これらは筆などの道具ではなく、指を使って描いた「指描きアート」だ。作品を手がけたのは、大館市の畠澤陽子さん(27)。

3~4歳のころから絵を描き始めたという。畠澤さんは「父がすごく絵が上手で、写真みたいな絵を描くのが上手。そのスケッチブックを見て、まねして描いていた」と絵を描き始めたきっかけを語る。
畠澤さんは市内の高校を卒業後、「ものづくりに関わりたい」と地元の伝統工芸品『曲げわっぱ』を製造する会社に就職した。ところが、ものづくりに集中したいと思う一方で、会社が求める理想とのギャップに悩まされ、次第に体調を崩していったという。
創作活動のきっかけは幼なじみの言葉
やがて休職を余儀なくされた畠澤さんだったが、この期間に幼なじみからある依頼を受けたことで転機が訪れた。

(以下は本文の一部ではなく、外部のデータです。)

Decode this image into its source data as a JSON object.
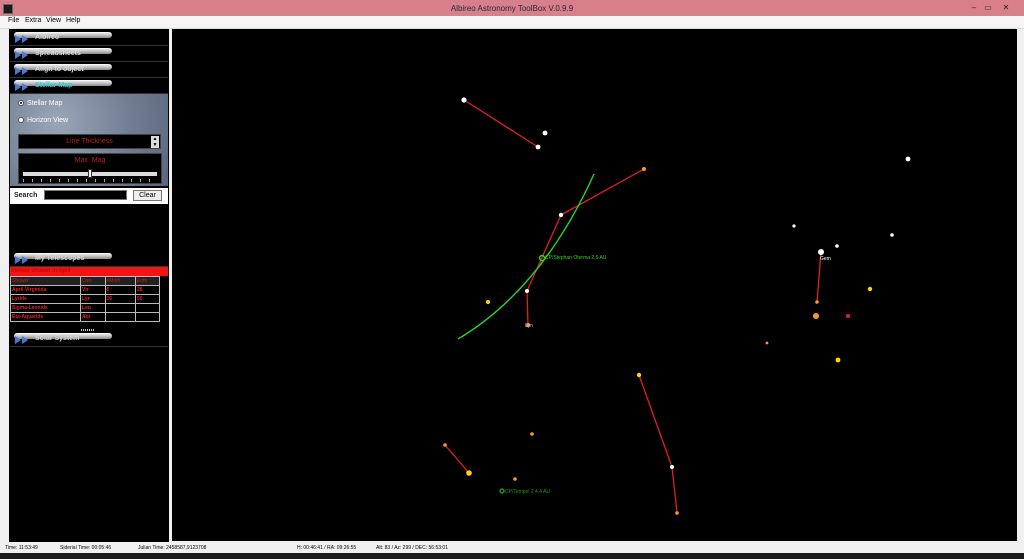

幼なじみから「そういえば絵が上手だったよね。最近仕事がうまくいかず、つらいことがあるんだけど、元気があるものを描いてくれないか」と声をかけられた畠澤さんは、描いてみようと思った。

完成した絵を渡したとき、とても喜び「いつも玄関に置いて見てから仕事に行く。『頑張ろう』って思える」と言ってくれた幼なじみの言葉で、「私にはこれかもしれない」と思い、画家としての活動がスタートしたという。
“でこぼこ”の上に“幸せ”を描く
会社を退職して約3年、畠澤さんは次々と作品を生み出している。
指描きアートを始めた理由について、畠澤さんは「描いているときの気持ちとか100%入り込むようにするには手が一番ぴったり、しっくりくる」と話す。

“見た人が幸せになるように”と、描くものは幸せを象徴する動物などが多く、鮮やかな色合いが特徴だ。
そして絵をよく見ると、ぐるぐると丸い模様に表面はでこぼこ。これにはある思いが込められている。

畠澤陽子さん:
いろんなでこぼこを経験している人はいっぱいいるなと思って。私も他の人よりは経験していないかもしれないけど、つらいこととか。それを下地で表して、だけどその上には“ちゃんと幸せが来ると思ってほしい”という思いで、幸せな絵をその上に描いている。
つらさ抱える人の心に輝きを
畠澤さんの活動の場は、海外に広がっている。
自身の作品や創作の様子をSNSに投稿したところ、美術関係者から声がかかり、2024年秋にフランス・パリで開かれたアートフェアに出展することになった。世界30カ国のアーティストが参加し、畠澤さんの創作意欲も高まった。

現地での反応について、畠澤さんは「日本人の中で一番インパクトあるよねと言われたりした。すごい刺激物がいっぱい、いい意味で。何もかもが」と振り返る。
もちろん地元での活動も大事にしている。

大館市を中心に個展や制作の様子を披露するイベントを開催し、オーダー作品の依頼も受け付けている。
「絵を描くことは生きること」と話す畠澤さん。つらい思いをしている人に自分の絵を見てもらい、明るい気持ちを取り戻してほしいと願っている。

畠澤陽子さん:
いろんなコンプレックスとか、つらいこととか経験して乗り越えてきている。それでもつらくて、嫌だと思うけれども「絶対に幸せになれる」と信じてほしい。そういうことをテーマに絵を描いているから、そういう人の心が輝くようになってほしい。
“でこぼこ”と“カラフル”な作品からさらにどんな世界が広がるのか。畠澤さんの今後の活動に注目だ。